Abstract

Atmospheric aerosol particles (0.05μm ≤ rdry ≤ 1.5μm), 222Rn, and soot carbon mass were measured on a cruise over the Northeast Atlantic (63°N, 8°W) during October and November 1989. An accumulation mode (AM) was present in all particle data and was characterized by a lognormal size distribution with parameters N cm−3 (total number concentration), rg μm (geometric mean radius) and σg (geometric standard deviation). For aerosol associated with the “cleanest” Northeast Atlantic maritime and Arctic air masses, the AM parameters were found to be 16 cm−3 ≤ N ≤ 48 cm−3, 1.32 ≤ σg ≤ 1.46, and 0.08 μm < rg < 0.09 μm, leading to AM masses of between 0.20 μg m−3 and 0.38 μg m−3. Clean background levels of soot carbon mass for maritime and Arctic air were estimated to be around 20 ng m−3 and were associated with particle size radii r ≤ 0.15 μm.
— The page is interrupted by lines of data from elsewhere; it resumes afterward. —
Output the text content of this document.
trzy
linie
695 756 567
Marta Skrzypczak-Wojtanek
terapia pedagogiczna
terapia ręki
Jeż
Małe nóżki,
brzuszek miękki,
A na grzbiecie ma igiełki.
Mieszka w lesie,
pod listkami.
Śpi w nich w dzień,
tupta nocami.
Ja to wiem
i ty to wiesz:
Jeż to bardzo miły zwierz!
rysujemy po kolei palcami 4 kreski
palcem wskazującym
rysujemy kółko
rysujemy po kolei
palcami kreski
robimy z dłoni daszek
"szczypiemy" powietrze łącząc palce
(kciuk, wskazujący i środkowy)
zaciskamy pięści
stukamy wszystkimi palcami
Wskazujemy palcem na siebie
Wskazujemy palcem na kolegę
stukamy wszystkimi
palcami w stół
Soot carbon mass showed an excellent correlation with AM number concentration (cc=0.93), demonstrating its usefulness as an air mass tracer and as an indicator of anthropogenic pollutant transport. By comparison, radon, which is often used for this purpose, exhibited a significantly poorer correlation (cc=0.60) for this region. Approximately 9% of the total AM mass was accounted for by soot carbon, regardless of air mass origin, suggesting that early winter marine aerosol in the remote North Atlantic is primarily of anthropogenic origin.